For purposes of this Subsection 1(a)(xiii)(2), if the NFL adds additional International Series regular season games (i.e., more than one International Series regular season game in any given League Year), each additional International Series game shall constitute a new line of business project, and further provided that the payment made by the NFL to reimburse the participating Clubs for lost revenue (which payment is included in AR) shall not be included in determining whether such Series is subject to either of the direct cost limits referenced in Subsection (B) or (C) above.
Interest. Unless otherwise specified, as used in this Article, “Interest” means interest calculated on an annual compounded basis using the one-year Treasury yields at constant maturities rate as published in The Wall Street Journal on February 1 (or the next date published) of the League Year in which the amount to receive interest accrues, is awarded, or occurs, as the case may be. If this rate is not published in The Wall Street Journal for any reason, the website of the Federal Reserve (http://www.federalreserve.gov) shall be used to obtain the interest rate.
No Double-Counting. No revenue may be included in AR more than once. All intra-company transactions between or among the NFL, any NFL Affiliate, Clubs, and Club Affiliates shall be eliminated in accordance with GAAP (treating all such transactions on a pro forma consolidated basis) (except as provided in Subsection 1(a)(xiii)(J) above) for purposes of calculating AR. For any joint venture, if AR rights are granted to the venture, which in turn pays the NFL or the Clubs for the rights granted, the value of the rights shall only be included in AR once.

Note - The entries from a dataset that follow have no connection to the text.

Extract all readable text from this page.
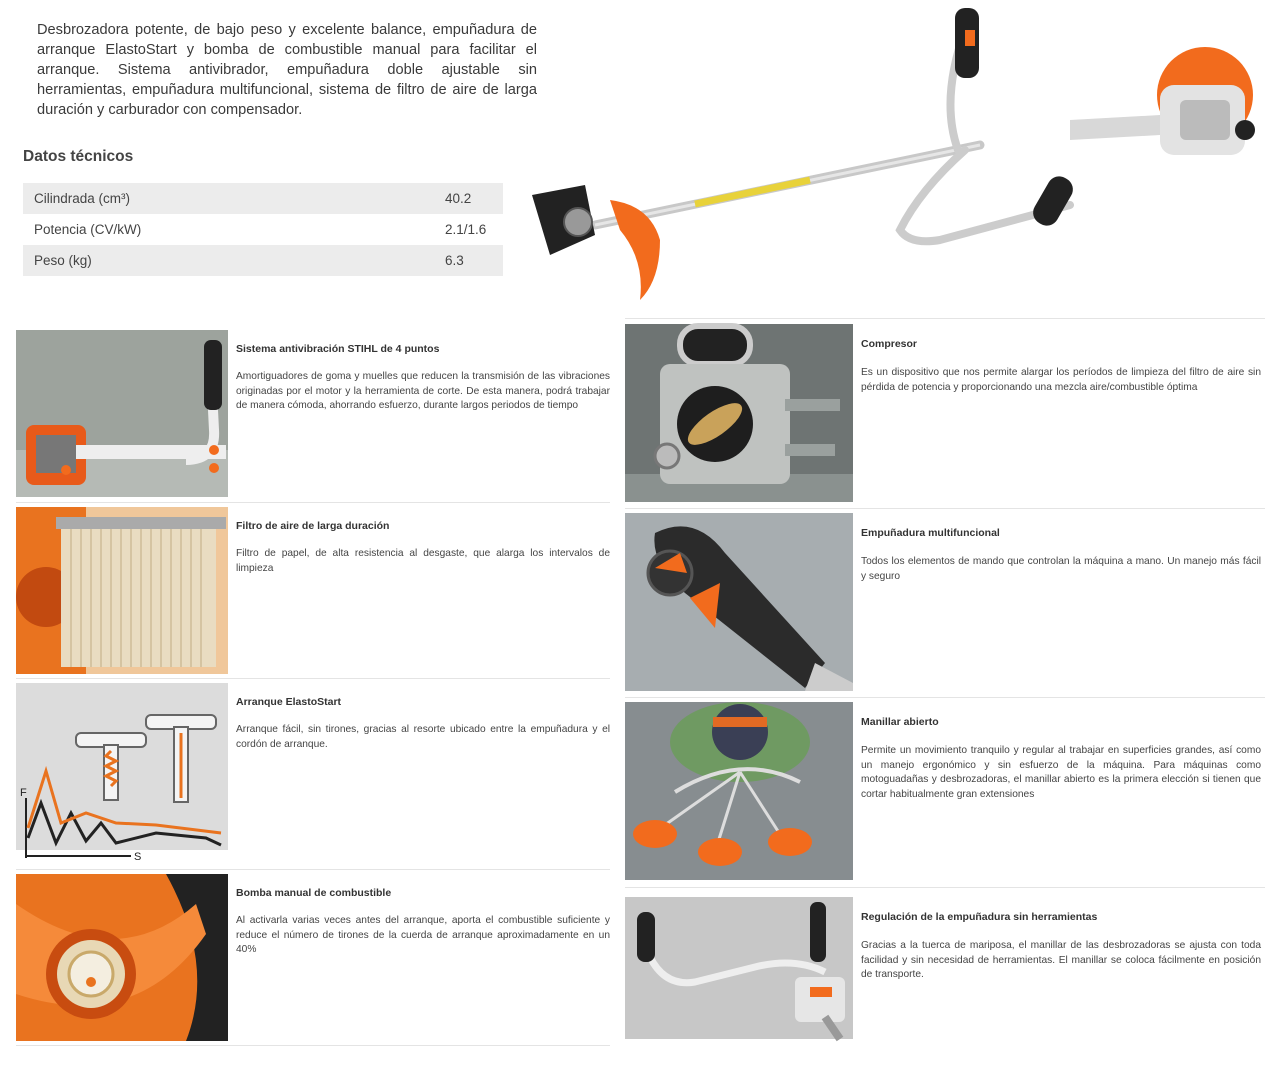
Desbrozadora potente, de bajo peso y excelente balance, empuñadura de arranque ElastoStart y bomba de combustible manual para facilitar el arranque. Sistema antivibrador, empuñadura doble ajustable sin herramientas, empuñadura multifuncional, sistema de filtro de aire de larga duración y carburador con compensador.

Datos técnicos
Cilindrada (cm³)	40.2
Potencia (CV/kW)	2.1/1.6
Peso (kg)	6.3
Sistema antivibración STIHL de 4 puntos
Amortiguadores de goma y muelles que reducen la transmisión de las vibraciones originadas por el motor y la herramienta de corte. De esta manera, podrá trabajar de manera cómoda, ahorrando esfuerzo, durante largos periodos de tiempo
Filtro de aire de larga duración
Filtro de papel, de alta resistencia al desgaste, que alarga los intervalos de limpieza
F
S
Arranque ElastoStart
Arranque fácil, sin tirones, gracias al resorte ubicado entre la empuñadura y el cordón de arranque.
Bomba manual de combustible
Al activarla varias veces antes del arranque, aporta el combustible suficiente y reduce el número de tirones de la cuerda de arranque aproximadamente en un 40%
Compresor
Es un dispositivo que nos permite alargar los períodos de limpieza del filtro de aire sin pérdida de potencia y proporcionando una mezcla aire/combustible óptima
Empuñadura multifuncional
Todos los elementos de mando que controlan la máquina a mano. Un manejo más fácil y seguro
Manillar abierto
Permite un movimiento tranquilo y regular al trabajar en superficies grandes, así como un manejo ergonómico y sin esfuerzo de la máquina. Para máquinas como motoguadañas y desbrozadoras, el manillar abierto es la primera elección si tienen que cortar habitualmente gran extensiones
Regulación de la empuñadura sin herramientas
Gracias a la tuerca de mariposa, el manillar de las desbrozadoras se ajusta con toda facilidad y sin necesidad de herramientas. El manillar se coloca fácilmente en posición de transporte.
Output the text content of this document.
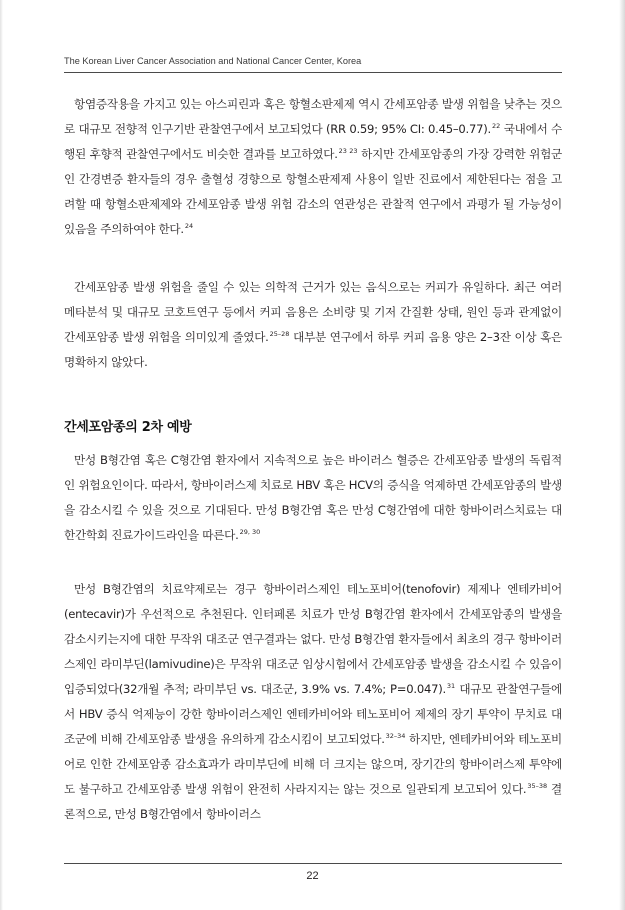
The Korean Liver Cancer Association and National Cancer Center, Korea

항염증작용을 가지고 있는 아스피린과 혹은 항혈소판제제 역시 간세포암종 발생 위험을 낮추는 것으로 대규모 전향적 인구기반 관찰연구에서 보고되었다 (RR 0.59; 95% CI: 0.45–0.77).$^{22}$ 국내에서 수행된 후향적 관찰연구에서도 비슷한 결과를 보고하였다.$^{23 23}$ 하지만 간세포암종의 가장 강력한 위험군인 간경변증 환자들의 경우 출혈성 경향으로 항혈소판제제 사용이 일반 진료에서 제한된다는 점을 고려할 때 항혈소판제제와 간세포암종 발생 위험 감소의 연관성은 관찰적 연구에서 과평가 될 가능성이 있음을 주의하여야 한다.$^{24}$

간세포암종 발생 위험을 줄일 수 있는 의학적 근거가 있는 음식으로는 커피가 유일하다. 최근 여러 메타분석 및 대규모 코호트연구 등에서 커피 음용은 소비량 및 기저 간질환 상태, 원인 등과 관계없이 간세포암종 발생 위험을 의미있게 줄였다.$^{25-28}$ 대부분 연구에서 하루 커피 음용 양은 2–3잔 이상 혹은 명확하지 않았다.

간세포암종의 2차 예방

만성 B형간염 혹은 C형간염 환자에서 지속적으로 높은 바이러스 혈증은 간세포암종 발생의 독립적인 위험요인이다. 따라서, 항바이러스제 치료로 HBV 혹은 HCV의 증식을 억제하면 간세포암종의 발생을 감소시킬 수 있을 것으로 기대된다. 만성 B형간염 혹은 만성 C형간염에 대한 항바이러스치료는 대한간학회 진료가이드라인을 따른다.$^{29, 30}$

만성 B형간염의 치료약제로는 경구 항바이러스제인 테노포비어(tenofovir) 제제나 엔테카비어(entecavir)가 우선적으로 추천된다. 인터페론 치료가 만성 B형간염 환자에서 간세포암종의 발생을 감소시키는지에 대한 무작위 대조군 연구결과는 없다. 만성 B형간염 환자들에서 최초의 경구 항바이러스제인 라미부딘(lamivudine)은 무작위 대조군 임상시험에서 간세포암종 발생을 감소시킬 수 있음이 입증되었다(32개월 추적; 라미부딘 vs. 대조군, 3.9% vs. 7.4%; P=0.047).$^{31}$ 대규모 관찰연구들에서 HBV 증식 억제능이 강한 항바이러스제인 엔테카비어와 테노포비어 제제의 장기 투약이 무치료 대조군에 비해 간세포암종 발생을 유의하게 감소시킴이 보고되었다.$^{32-34}$ 하지만, 엔테카비어와 테노포비어로 인한 간세포암종 감소효과가 라미부딘에 비해 더 크지는 않으며, 장기간의 항바이러스제 투약에도 불구하고 간세포암종 발생 위험이 완전히 사라지지는 않는 것으로 일관되게 보고되어 있다.$^{35-38}$ 결론적으로, 만성 B형간염에서 항바이러스

22
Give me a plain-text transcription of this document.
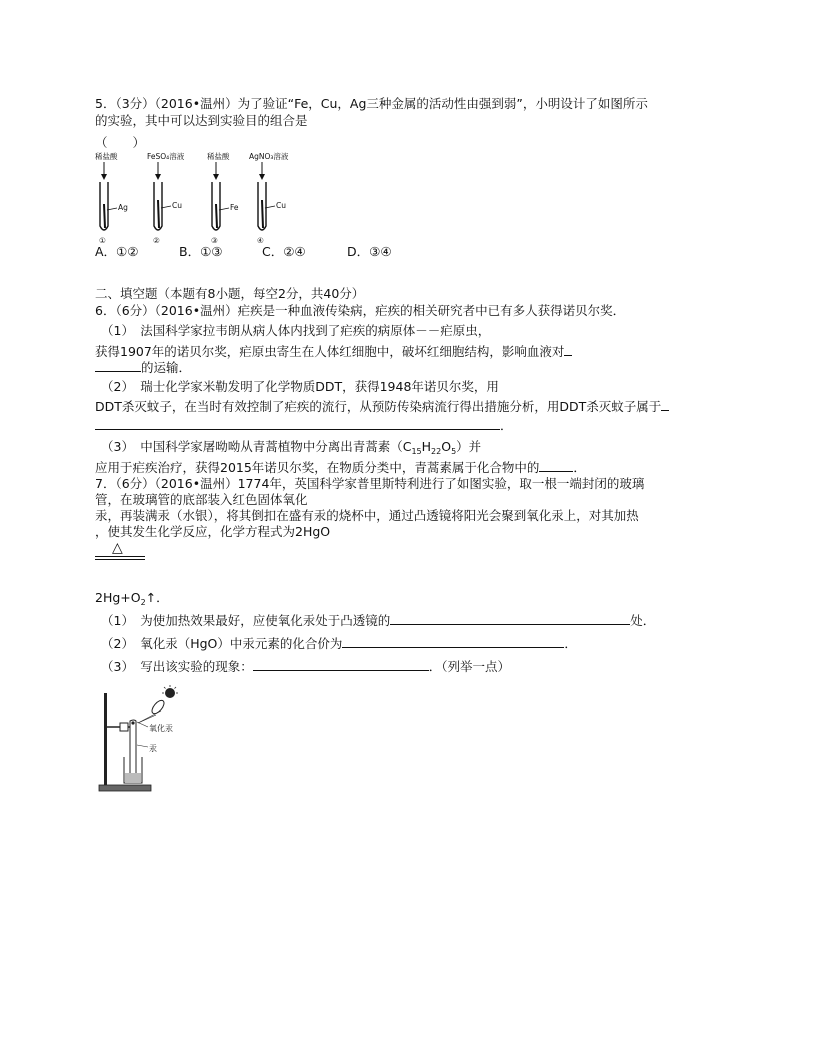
5．（3分）（2016•温州）为了验证“Fe，Cu，Ag三种金属的活动性由强到弱”，小明设计了如图所示
的实验，其中可以达到实验目的组合是
（　　）
稀盐酸
Ag
①
FeSO₄溶液
Cu
②
稀盐酸
Fe
③
AgNO₃溶液
Cu
④
A．①②	B．①③	C．②④	D．③④
二、填空题（本题有8小题，每空2分，共40分）
6．（6分）（2016•温州）疟疾是一种血液传染病，疟疾的相关研究者中已有多人获得诺贝尔奖．
（1）　法国科学家拉韦朗从病人体内找到了疟疾的病原体－－疟原虫，
获得1907年的诺贝尔奖，疟原虫寄生在人体红细胞中，破坏红细胞结构，影响血液对
的运输．
（2）　瑞士化学家米勒发明了化学物质DDT，获得1948年诺贝尔奖，用
DDT杀灭蚊子，在当时有效控制了疟疾的流行，从预防传染病流行得出措施分析，用DDT杀灭蚊子属于
．
（3）　中国科学家屠呦呦从青蒿植物中分离出青蒿素$(C_{15}H_{22}O_5)$并
应用于疟疾治疗，获得2015年诺贝尔奖，在物质分类中，青蒿素属于化合物中的	．
7．（6分）（2016•温州）1774年，英国科学家普里斯特利进行了如图实验，取一根一端封闭的玻璃
管，在玻璃管的底部装入红色固体氧化
汞，再装满汞（水银），将其倒扣在盛有汞的烧杯中，通过凸透镜将阳光会聚到氧化汞上，对其加热
，使其发生化学反应，化学方程式为2HgO
△
$2Hg+O_2↑$．
（1）　为使加热效果最好，应使氧化汞处于凸透镜的	处．
（2）　氧化汞（HgO）中汞元素的化合价为	．
（3）　写出该实验的现象：	．（列举一点）
氧化汞
汞
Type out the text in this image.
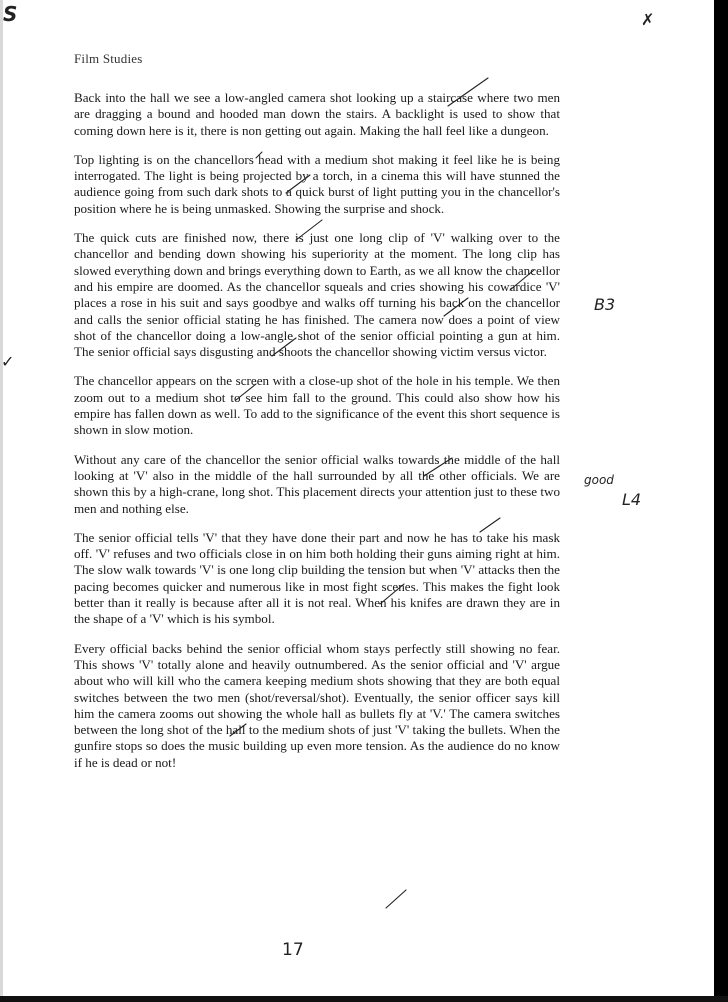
Film Studies

Back into the hall we see a low-angled camera shot looking up a staircase where two men are dragging a bound and hooded man down the stairs. A backlight is used to show that coming down here is it, there is non getting out again. Making the hall feel like a dungeon.

Top lighting is on the chancellors head with a medium shot making it feel like he is being interrogated. The light is being projected by a torch, in a cinema this will have stunned the audience going from such dark shots to a quick burst of light putting you in the chancellor's position where he is being unmasked. Showing the surprise and shock.

The quick cuts are finished now, there is just one long clip of 'V' walking over to the chancellor and bending down showing his superiority at the moment. The long clip has slowed everything down and brings everything down to Earth, as we all know the chancellor and his empire are doomed. As the chancellor squeals and cries showing his cowardice 'V' places a rose in his suit and says goodbye and walks off turning his back on the chancellor and calls the senior official stating he has finished. The camera now does a point of view shot of the chancellor doing a low-angle shot of the senior official pointing a gun at him. The senior official says disgusting and shoots the chancellor showing victim versus victor.

The chancellor appears on the screen with a close-up shot of the hole in his temple. We then zoom out to a medium shot to see him fall to the ground. This could also show how his empire has fallen down as well. To add to the significance of the event this short sequence is shown in slow motion.

Without any care of the chancellor the senior official walks towards the middle of the hall looking at 'V' also in the middle of the hall surrounded by all the other officials. We are shown this by a high-crane, long shot. This placement directs your attention just to these two men and nothing else.

The senior official tells 'V' that they have done their part and now he has to take his mask off. 'V' refuses and two officials close in on him both holding their guns aiming right at him. The slow walk towards 'V' is one long clip building the tension but when 'V' attacks then the pacing becomes quicker and numerous like in most fight scenes. This makes the fight look better than it really is because after all it is not real. When his knifes are drawn they are in the shape of a 'V' which is his symbol.

Every official backs behind the senior official whom stays perfectly still showing no fear. This shows 'V' totally alone and heavily outnumbered. As the senior official and 'V' argue about who will kill who the camera keeping medium shots showing that they are both equal switches between the two men (shot/reversal/shot). Eventually, the senior officer says kill him the camera zooms out showing the whole hall as bullets fly at 'V.' The camera switches between the long shot of the hall to the medium shots of just 'V' taking the bullets. When the gunfire stops so does the music building up even more tension. As the audience do no know if he is dead or not!

17
S	✗
✓
B3
good
L4
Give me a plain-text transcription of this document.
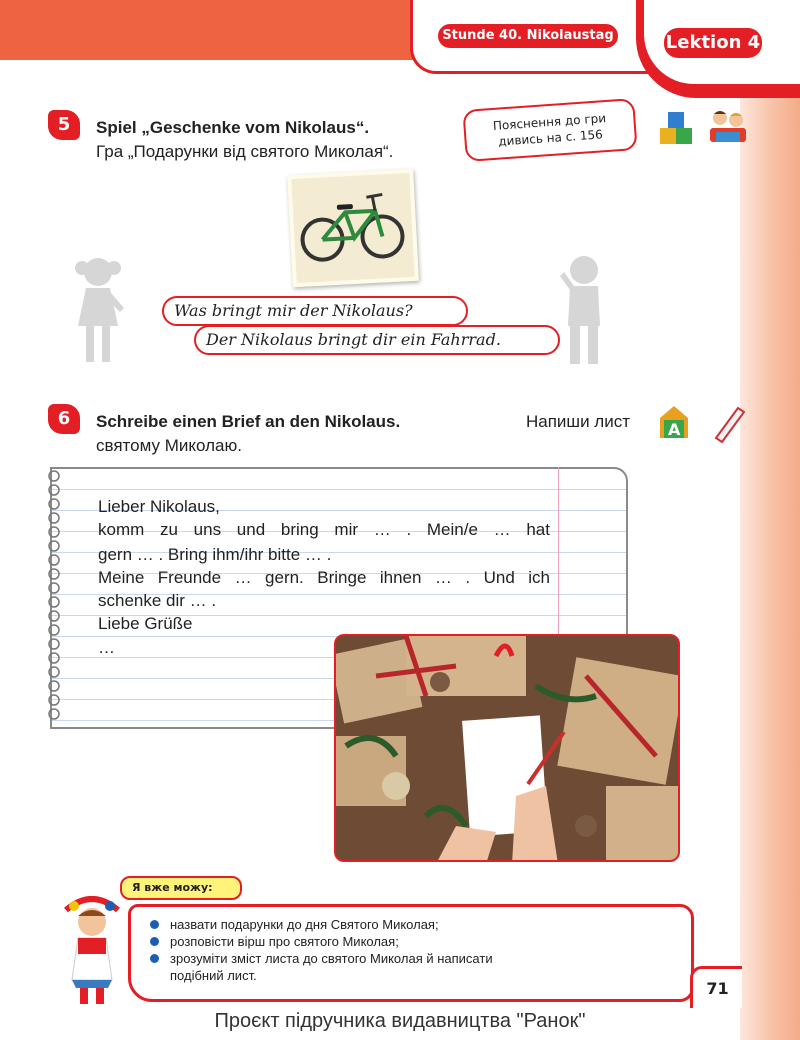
Stunde 40. Nikolaustag	Lektion 4
5	Spiel „Geschenke vom Nikolaus“.
Гра „Подарунки від святого Миколая“.
Пояснення до гри
дивись на с. 156
Was bringt mir der Nikolaus?
Der Nikolaus bringt dir ein Fahrrad.
6	Schreibe einen Brief an den Nikolaus.	Напиши лист

святому Миколаю.
A
Lieber Nikolaus,
komm zu uns und bring mir … . Mein/e … hat
gern … . Bring ihm/ihr bitte … .
Meine Freunde … gern. Bringe ihnen … . Und ich
schenke dir … .
Liebe Grüße
…
Я вже можу:
назвати подарунки до дня Святого Миколая;
розповісти вірш про святого Миколая;
зрозуміти зміст листа до святого Миколая й написати
подібний лист.
71
Проєкт підручника видавництва "Ранок"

Subject to their reasonable business judgment, the NFL and each NFL Team shall act in good faith and use commercially reasonable efforts to increase AR for each playing season during the term of this Agreement and not shift revenues attributable to League Years within the term of this Agreement to League Years after the term. There shall be no obligation to accelerate into League Years within the term of this Agreement revenues attributable to League Years following expiration of this Agreement. In evaluating compliance with this Subsection, the parties and the System Arbitrator shall consider and give substantial weight to the reasonable business judgment of the NFL or the NFL Team but no deference will be applied where the NFL is alleged to have deferred or forgone revenues of $1 billion or more for the purpose of securing leverage in collective bargaining, in which case any finding of non-compliance shall require proof by a clear preponderance of the evidence. The following is a list of decisions in respect of which the business judgment of the NFL or an NFL Team shall conclusively be deemed reasonable: franchise location; stadium capacity or configuration; ticket or suite prices; number and location of games played; whether to outsource or operate a line of business; and whether to accept or decline a sponsorship, advertising or naming rights opportunity. The foregoing list shall not limit in any manner the circumstances in which the business judgment of the NFL or an NFL Team may be deemed reasonable.
Additional Accounting Rules. The calculation of AR shall be further subject to the rules set forth in Section 10 below.
Revenue-related Arbitrators. Wherever this Article provides for a jointly-retained arbitrator to resolve a revenue-related dispute, and if the parties cannot agree on the identity of such arbitrator, the parties shall use the procedures set forth in Article 15, Section 6 to select the arbitrator.